La “lobby nera” di Fanpage

Mentre è ancora alto il polverone su Morisi (e, ovviamente, su Salvini), tocca a Giorgia Meloni. Una anomala inchiesta del sito Fanpage mostra pochi minuti di girato su un totale di un centinaio di ore, accumulate in tre anni durante i quali un infiltrato del sito ha aizzato elementi legati a Fratelli d’Italia con l’esca di operazioni fittizie quanto irregolari: ci vanno di mezzo l’europarlamentare Carlo Fidanza e un pittoresco personaggio, Roberto Jonghi Lavarini, conosciuto come “il barone nero”, che nel partito della Meloni non ha più alcun ruolo da anni. Il clamore è immediato, alla leader di Fratelli d’Italia si rimproverano debolezze fasciste, si nega la patente democratica, la si mette alla berlina; Giorgia Meloni reagisce, si difende piuttosto bene, ma non può arginare, ancora una volta, la colata di fango che si scarica anzitutto addosso a lei. Intanto la procura di Milano apre una indagine per riciclaggio e finanziamento illecito su Fidanza, con ventilati sviluppi legati all’apologia di fascismo per Jonghi Lavarini.

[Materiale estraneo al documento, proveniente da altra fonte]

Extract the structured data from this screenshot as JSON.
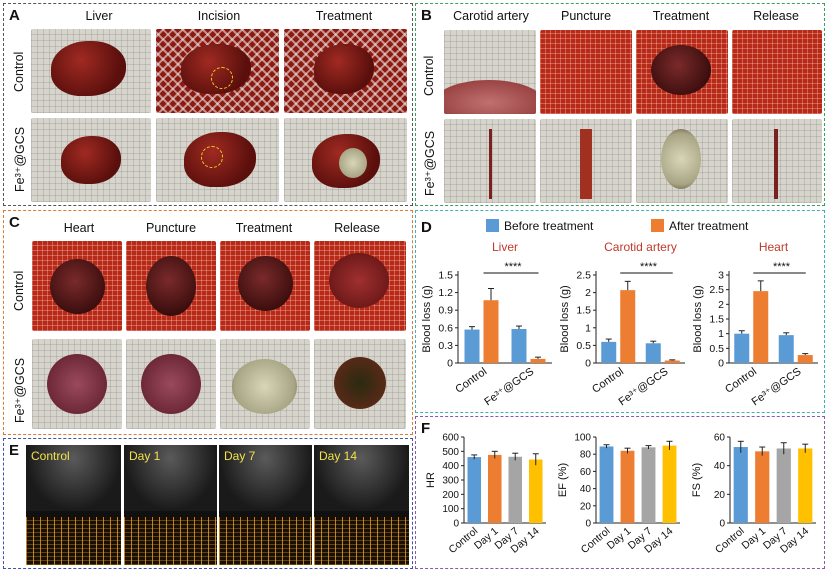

Siamo nei primi 10 giorni di ottobre, a cavallo fra i due turni elettorali delle consultazioni amministrative (3-4 ottobre e 17-18 ottobre per i ballottaggi). Circa la così chiamata “Lobby nera”, l’Unione Camere Penali dirama un durissimo comunicato: “Questo non è giornalismo di inchiesta così come lo si vuol definire (…), piuttosto il frutto di una vera e propria attività investigativa, sottratta a qualunque forma di controllo dell’Autorità Giudiziaria ed alle regole che presidiano la genesi e lo sviluppo delle vicende processuali. Siamo giunti ad un crocevia estremamente pericoloso, nel quale le persone sono offerte in pasto all’opinione pubblica sulla base di informazioni raccolte nel corso di una vera e propria ‘indagine privata’, che addirittura precede e ‘genera’ la vicenda procedimentale propriamente intesa”.

L’inchiesta sui democratici occultata

Le elezioni vanno come vanno, con la preponderante affermazione del centrosinistra nelle principali città, e, poche ore dopo, emergono novità a carico, vedi caso, del Pd. La prima in Umbria, dove tiene banco una storia come minimo surreale, quella del neopresidente della provincia di Perugia Sandro Pasquali, fortissimamente voluto dalla locale nomemklatura e in particolare dal consigliere democratico (nel senso del partito) Tommaso Bori. Senonché Pasquali è un amministratore già oberato: sindaco di Passignano sul Trasimeno, vicepresidente della stessa Provincia perugina, viene associato al gruppo piddino in Regione ma, pressoché contestualmente, congelato in aspettativa. Coi contributi, naturalmente. La cosa non convince il procuratore Raffaele Cantone, che consulta il codice e inquisce Pasquali per truffa ai danni dello Stato. Dai media democratici (in tutti i sensi), un rigo o poco meno.